Step 1: Assemble the interrupter
|R1||1.5kΩ (brown green red)|
|R2, R3||68Ω (blue grey black)|
|R4||100Ω (brown black brown)|
|C1||1uF (labeled 105)|
|CN1||mini USB connector|
|D1, D2||3.6V Zener Diodes|
|IC1||ATtiny and socket|
The interrupter is the Tesla coil’s music controller. It connects via a mini USB cable to a computer, and appears as a MIDI device. Assemble it first because you will need to use it to ensure the low-voltage side of the main driver board is working. The interrupter is also a small board with few parts, which—if soldered correctly—should work right away.
- A. Install R1 through R4.
- B. Install C1.
- C. Install CN1, the mini USB connector.

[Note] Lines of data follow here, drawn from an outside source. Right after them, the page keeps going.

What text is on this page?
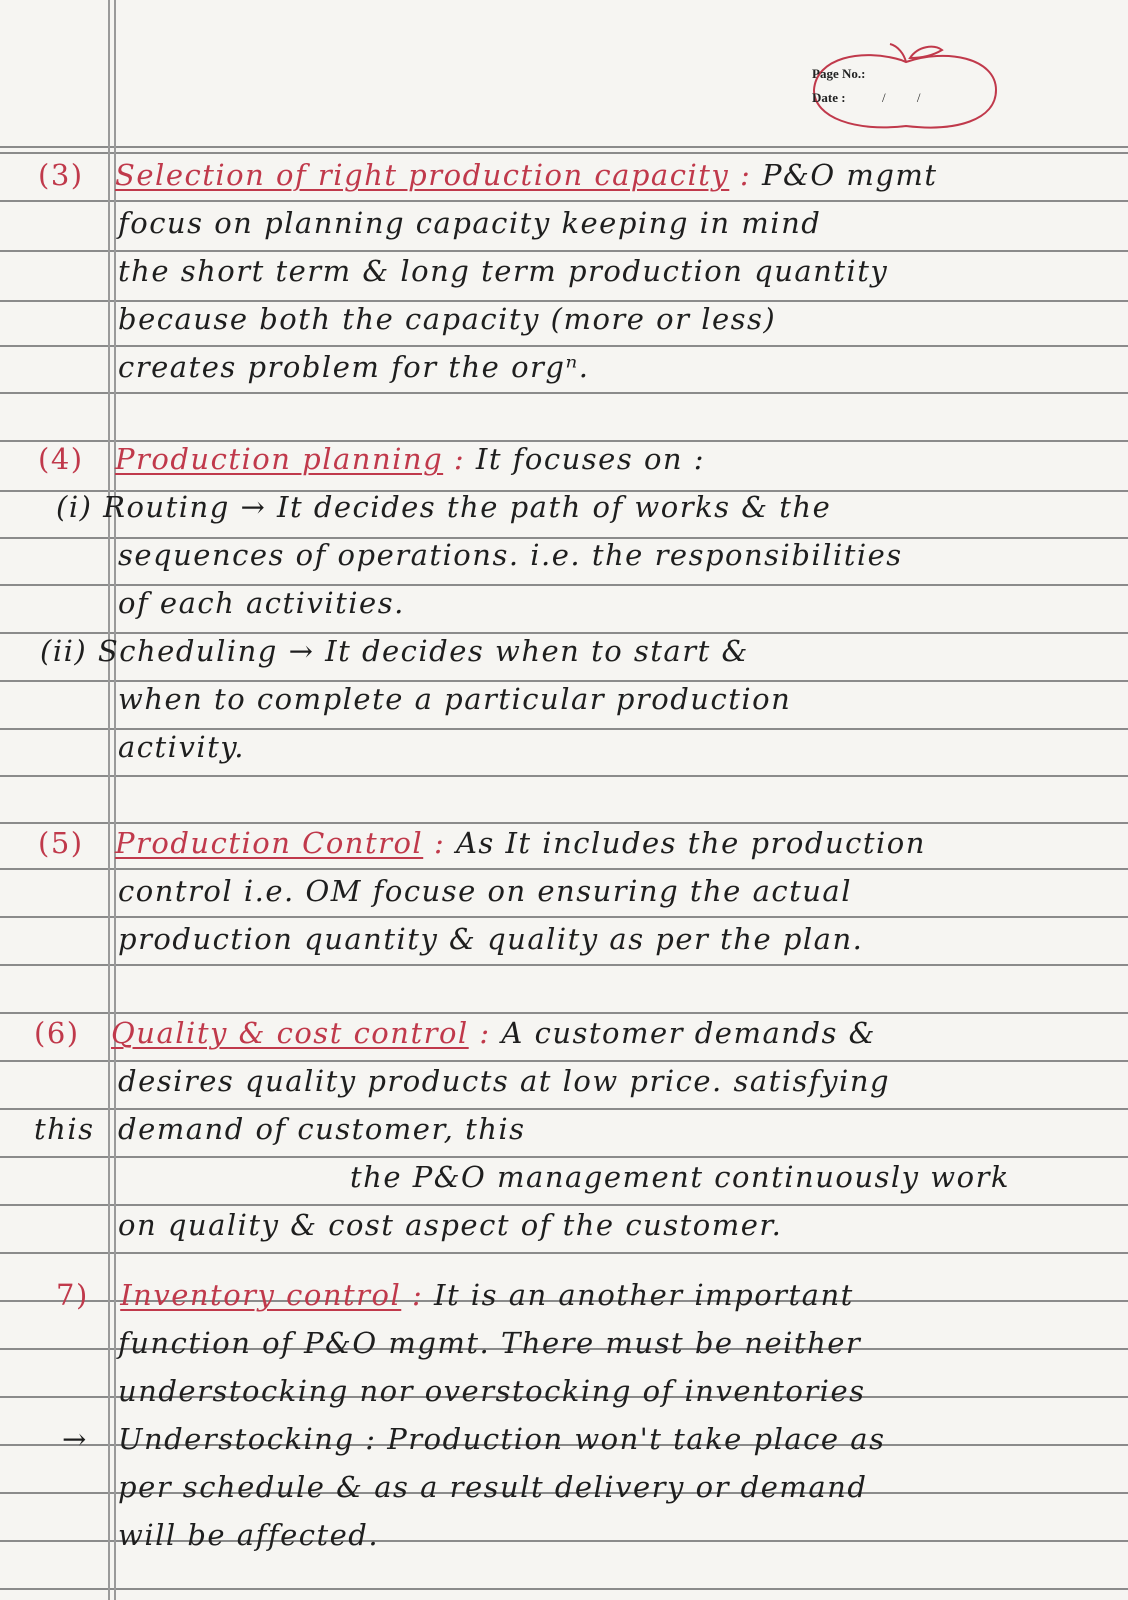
Page No.:
Date :	/ /
(3) Selection of right production capacity : P&O mgmt
focus on planning capacity keeping in mind
the short term & long term production quantity
because both the capacity (more or less)
creates problem for the orgⁿ.
(4) Production planning : It focuses on :
(i) Routing → It decides the path of works & the
sequences of operations. i.e. the responsibilities
of each activities.
(ii) Scheduling → It decides when to start &
when to complete a particular production
activity.
(5) Production Control : As It includes the production
control i.e. OM focuse on ensuring the actual
production quantity & quality as per the plan.
(6) Quality & cost control : A customer demands &
desires quality products at low price. satisfying
this demand of customer, this
the P&O management continuously work
on quality & cost aspect of the customer.
7) Inventory control : It is an another important
function of P&O mgmt. There must be neither
understocking nor overstocking of inventories
→ Understocking : Production won't take place as
per schedule & as a result delivery or demand
will be affected.
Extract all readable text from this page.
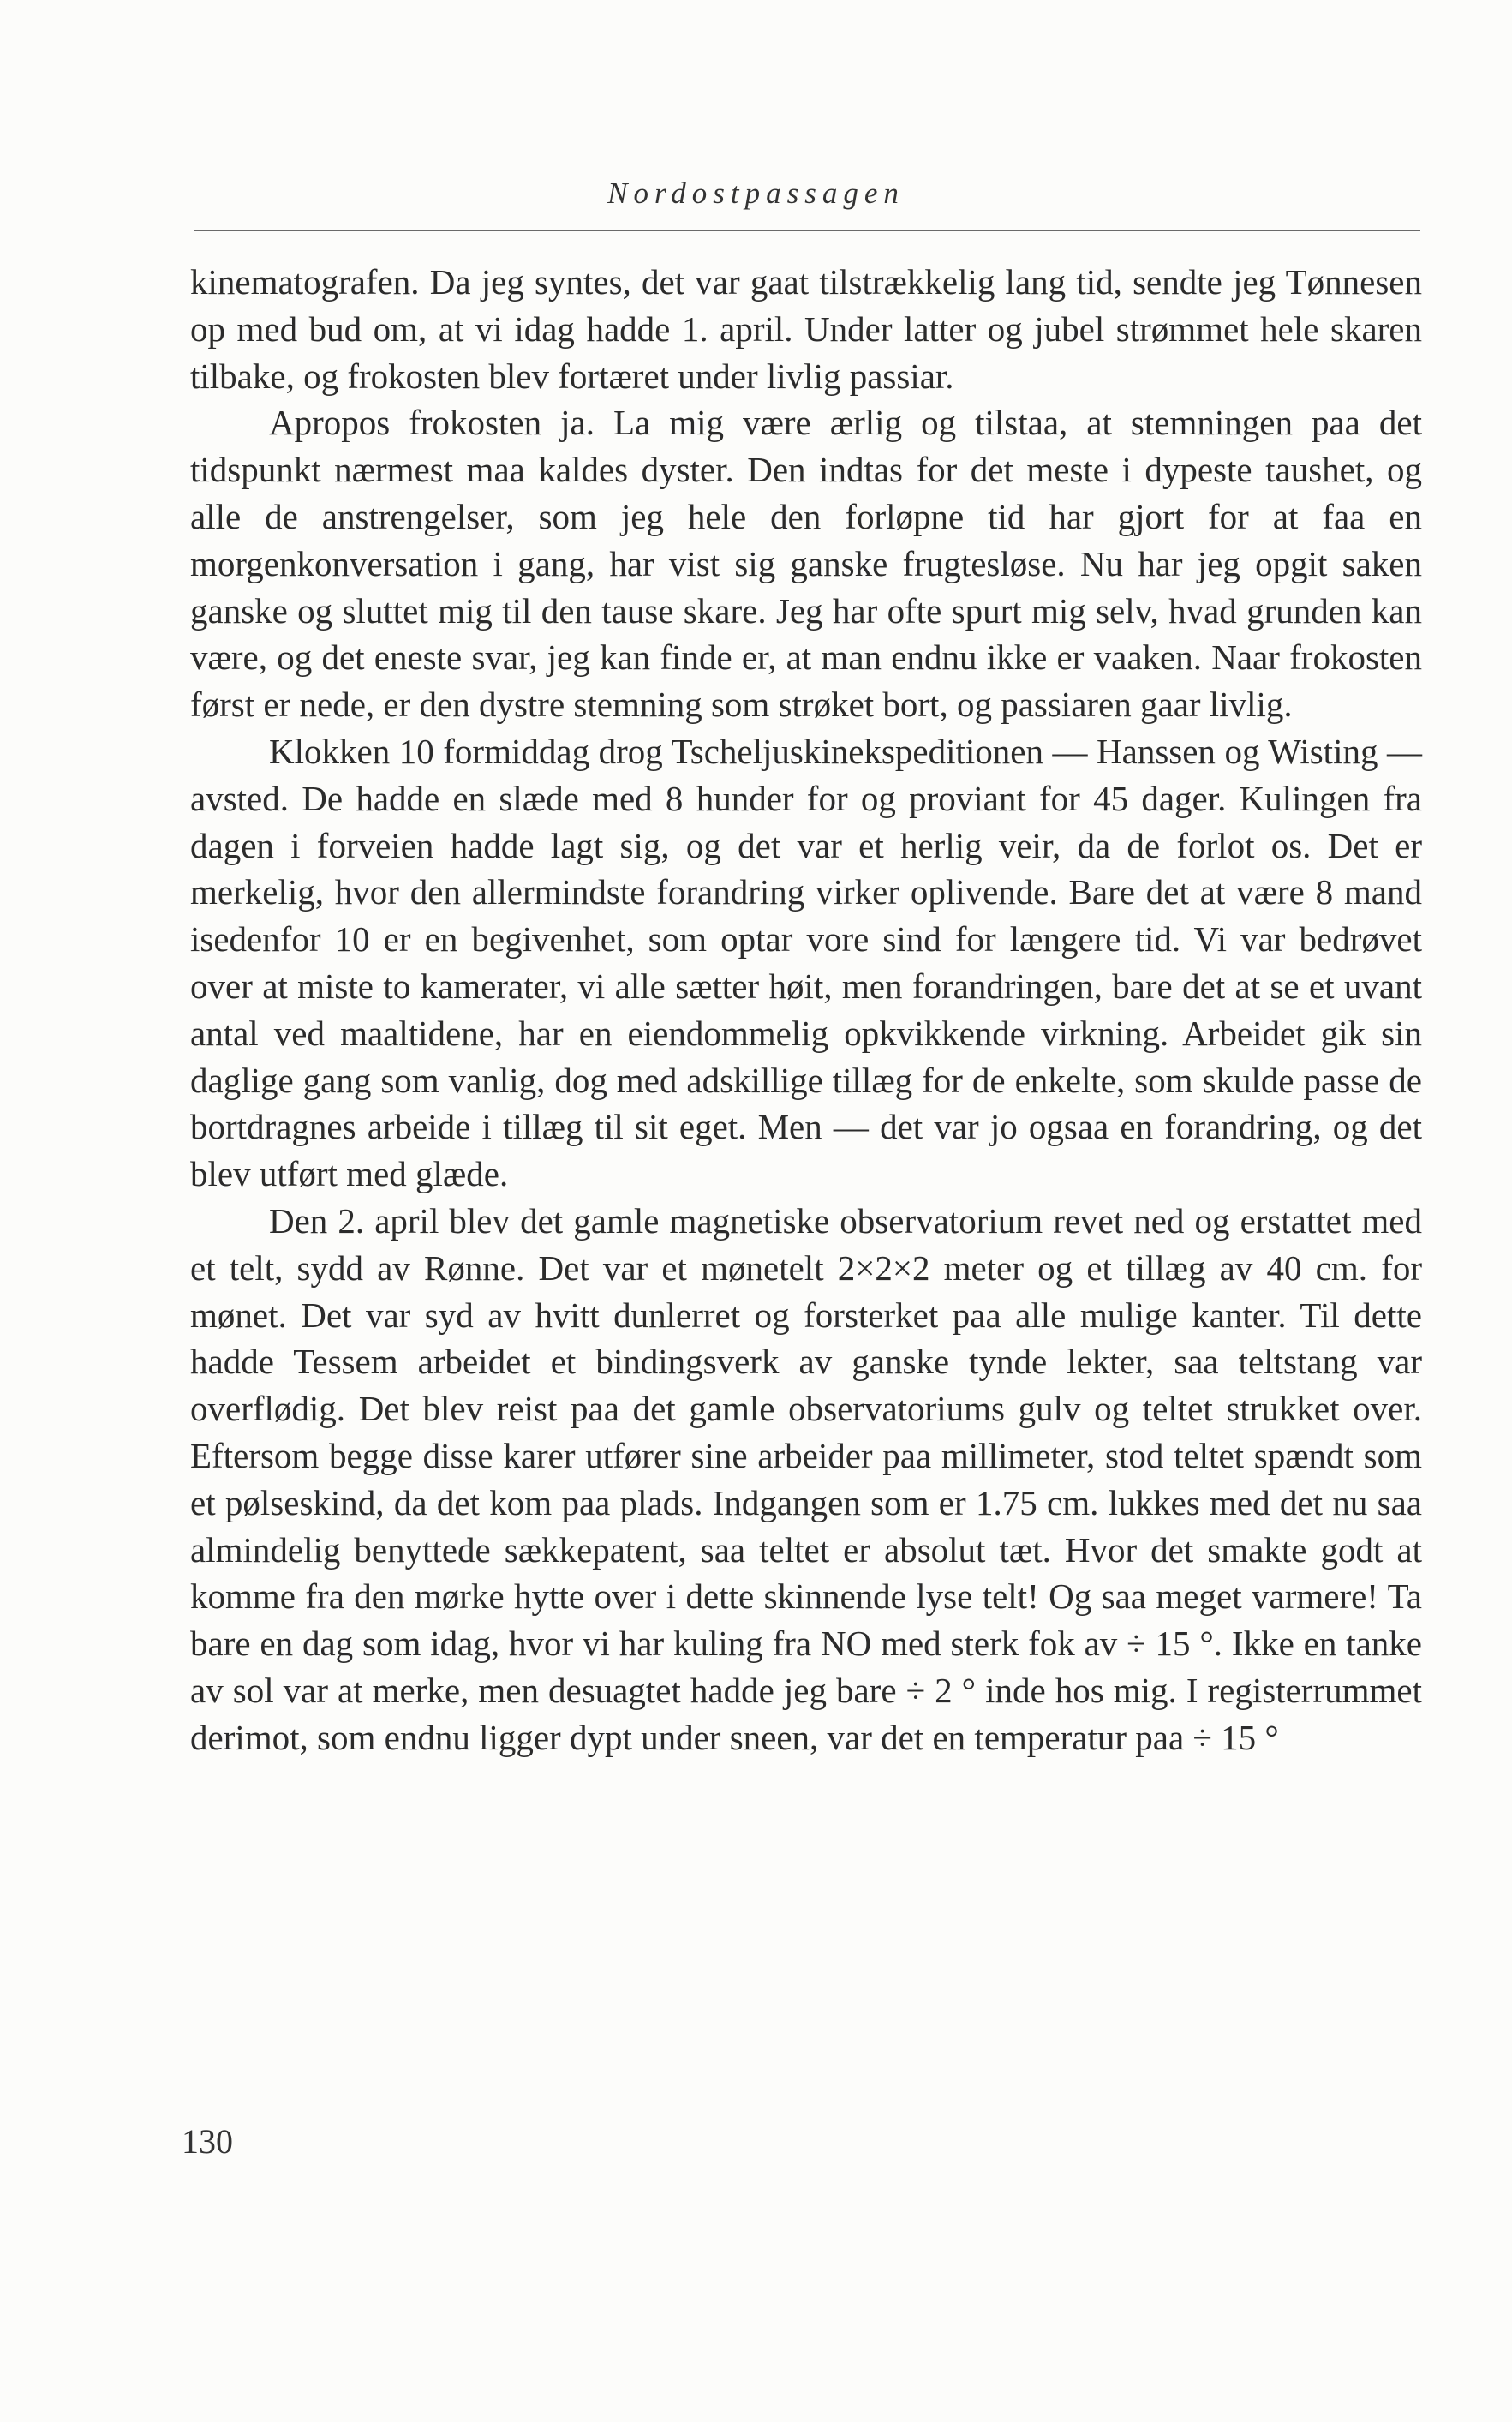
Nordostpassagen

kinematografen. Da jeg syntes, det var gaat tilstrækkelig lang tid, sendte jeg Tønnesen op med bud om, at vi idag hadde 1. april. Under latter og jubel strømmet hele skaren tilbake, og frokosten blev fortæret under livlig passiar.

Apropos frokosten ja. La mig være ærlig og tilstaa, at stemningen paa det tidspunkt nærmest maa kaldes dyster. Den indtas for det meste i dypeste taushet, og alle de anstrengelser, som jeg hele den forløpne tid har gjort for at faa en morgenkonversation i gang, har vist sig ganske frugtesløse. Nu har jeg opgit saken ganske og sluttet mig til den tause skare. Jeg har ofte spurt mig selv, hvad grunden kan være, og det eneste svar, jeg kan finde er, at man endnu ikke er vaaken. Naar frokosten først er nede, er den dystre stemning som strøket bort, og passiaren gaar livlig.

Klokken 10 formiddag drog Tscheljuskinekspeditionen — Hanssen og Wisting — avsted. De hadde en slæde med 8 hunder for og proviant for 45 dager. Kulingen fra dagen i forveien hadde lagt sig, og det var et herlig veir, da de forlot os. Det er merkelig, hvor den allermindste forandring virker oplivende. Bare det at være 8 mand isedenfor 10 er en begivenhet, som optar vore sind for længere tid. Vi var bedrøvet over at miste to kamerater, vi alle sætter høit, men forandringen, bare det at se et uvant antal ved maaltidene, har en eiendommelig opkvikkende virkning. Arbeidet gik sin daglige gang som vanlig, dog med adskillige tillæg for de enkelte, som skulde passe de bortdragnes arbeide i tillæg til sit eget. Men — det var jo ogsaa en forandring, og det blev utført med glæde.

Den 2. april blev det gamle magnetiske observatorium revet ned og erstattet med et telt, sydd av Rønne. Det var et mønetelt 2×2×2 meter og et tillæg av 40 cm. for mønet. Det var syd av hvitt dunlerret og forsterket paa alle mulige kanter. Til dette hadde Tessem arbeidet et bindingsverk av ganske tynde lekter, saa teltstang var overflødig. Det blev reist paa det gamle observatoriums gulv og teltet strukket over. Eftersom begge disse karer utfører sine arbeider paa millimeter, stod teltet spændt som et pølseskind, da det kom paa plads. Indgangen som er 1.75 cm. lukkes med det nu saa almindelig benyttede sækkepatent, saa teltet er absolut tæt. Hvor det smakte godt at komme fra den mørke hytte over i dette skinnende lyse telt! Og saa meget varmere! Ta bare en dag som idag, hvor vi har kuling fra NO med sterk fok av ÷ 15 °. Ikke en tanke av sol var at merke, men desuagtet hadde jeg bare ÷ 2 ° inde hos mig. I registerrummet derimot, som endnu ligger dypt under sneen, var det en temperatur paa ÷ 15 °

130
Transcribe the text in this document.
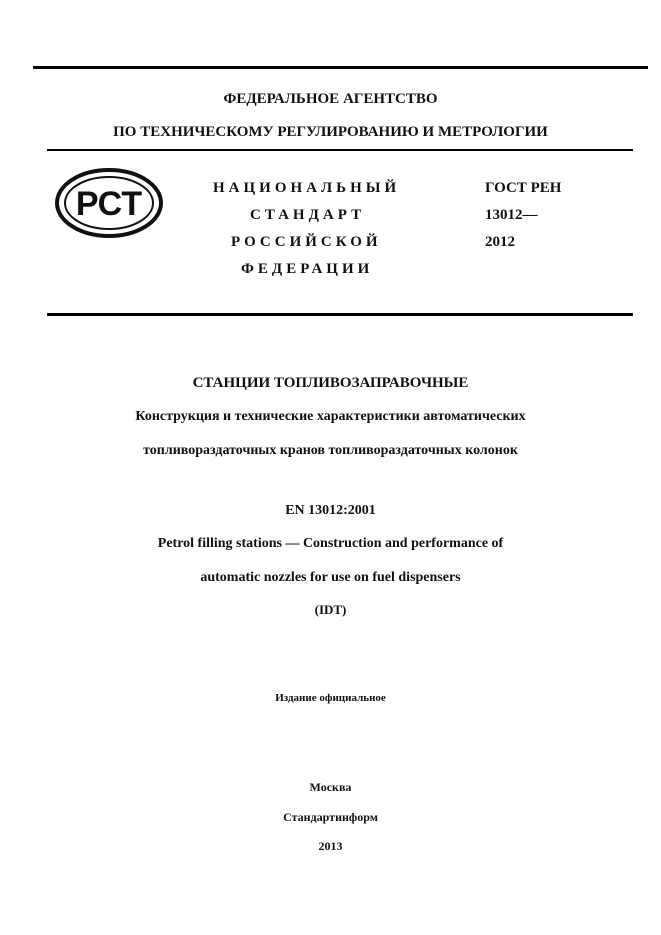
ФЕДЕРАЛЬНОЕ АГЕНТСТВО
ПО ТЕХНИЧЕСКОМУ РЕГУЛИРОВАНИЮ И МЕТРОЛОГИИ
РСТ	НАЦИОНАЛЬНЫЙ
СТАНДАРТ
РОССИЙСКОЙ
ФЕДЕРАЦИИ
ГОСТ РЕН
13012—
2012
СТАНЦИИ ТОПЛИВОЗАПРАВОЧНЫЕ
Конструкция и технические характеристики автоматических
топливораздаточных кранов топливораздаточных колонок
EN 13012:2001
Petrol filling stations — Construction and performance of
automatic nozzles for use on fuel dispensers
(IDT)
Издание официальное
Москва
Стандартинформ
2013
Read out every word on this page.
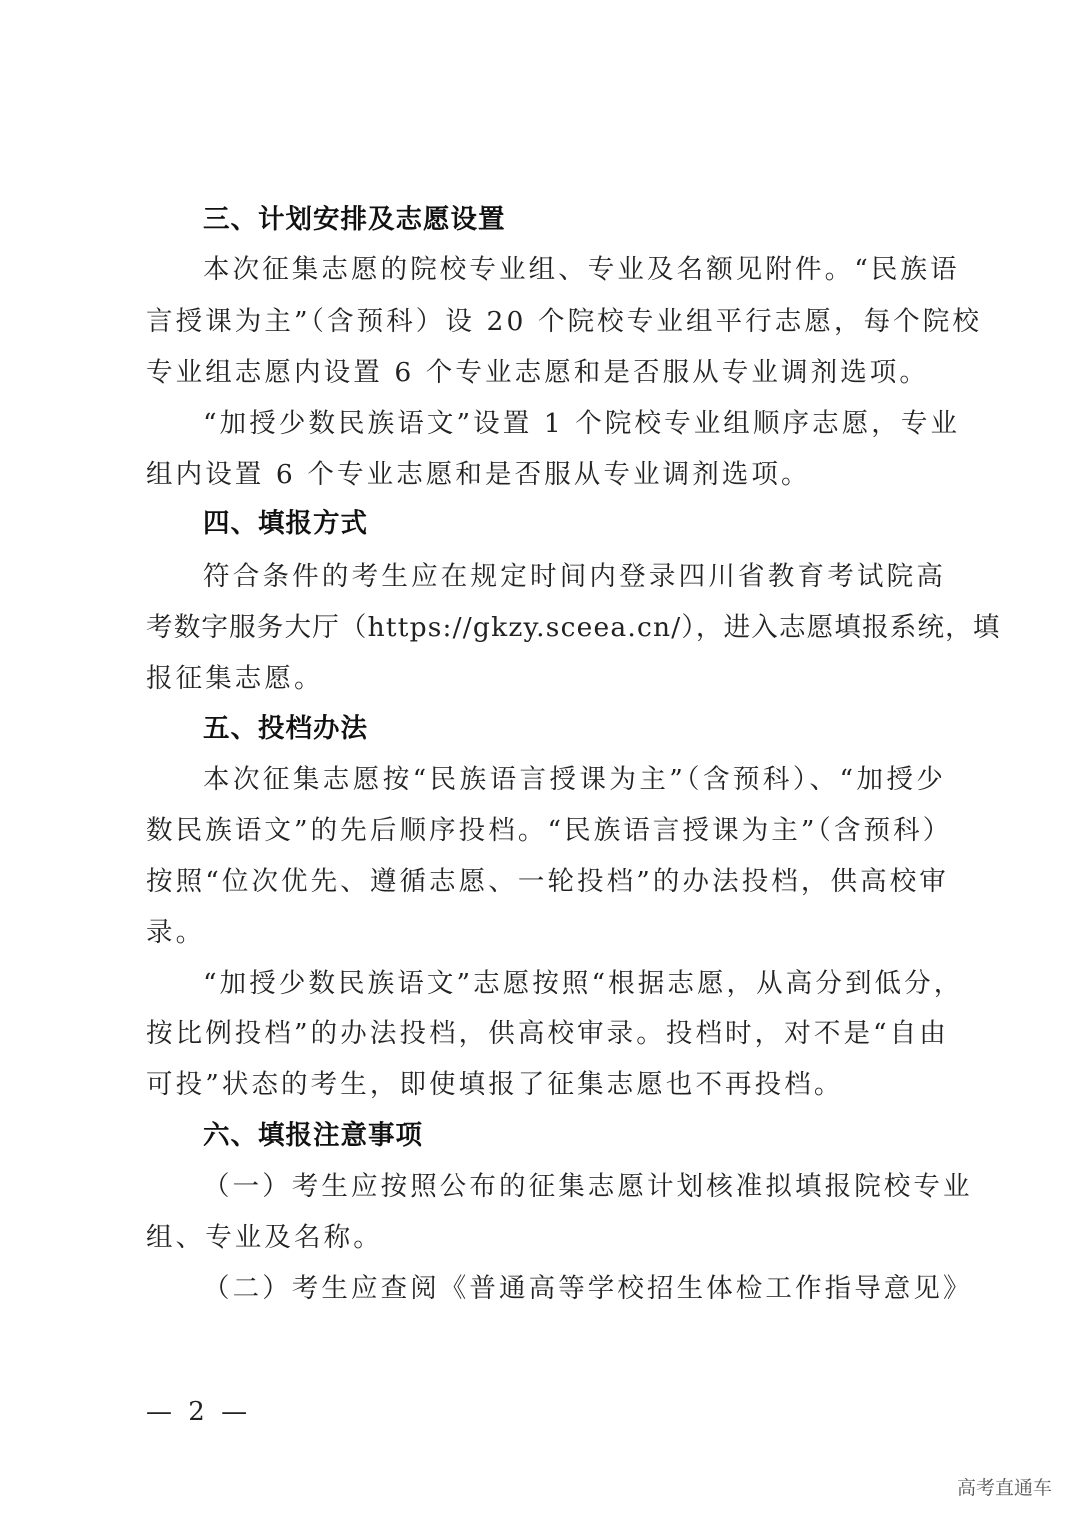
三、计划安排及志愿设置
本次征集志愿的院校专业组、专业及名额见附件。“民族语
言授课为主”（含预科）设 20 个院校专业组平行志愿，每个院校
专业组志愿内设置 6 个专业志愿和是否服从专业调剂选项。
“加授少数民族语文”设置 1 个院校专业组顺序志愿，专业
组内设置 6 个专业志愿和是否服从专业调剂选项。
四、填报方式
符合条件的考生应在规定时间内登录四川省教育考试院高
考数字服务大厅（https://gkzy.sceea.cn/），进入志愿填报系统，填
报征集志愿。
五、投档办法
本次征集志愿按“民族语言授课为主”（含预科）、“加授少
数民族语文”的先后顺序投档。“民族语言授课为主”（含预科）
按照“位次优先、遵循志愿、一轮投档”的办法投档，供高校审
录。
“加授少数民族语文”志愿按照“根据志愿，从高分到低分，
按比例投档”的办法投档，供高校审录。投档时，对不是“自由
可投”状态的考生，即使填报了征集志愿也不再投档。
六、填报注意事项
（一）考生应按照公布的征集志愿计划核准拟填报院校专业
组、专业及名称。
（二）考生应查阅《普通高等学校招生体检工作指导意见》
— 2 —
高考直通车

- D. Install zener diodes D1 and D2. Note that they are directional! Match the band on the diode to the band on the board. Don’t confuse them with the 1N4148 signal diodes, which look the same except for their part number.
- E. Install the socket of IC1. Do not solder the ATtiny directly to the board! Make sure that the notch on the socket matches the notch on the board. Do not solder the socket with the ATtiny inserted!
- F. Insert the ATtiny into its socket, making sure that the dot on the chip is on the same side as the notch on the socket.
- G. Install IC2, the optical transmitter. Be careful! This component is delicate. Secure it with a bolt and nut before soldering it in.
- H. Install the slide switch.
Don’t worry, the ATtiny microcontroller in your kit is already programmed. If you ever need to re-program your ATtiny, install a 6-pin header. Since your ATtiny comes programmed, we didn’t include one.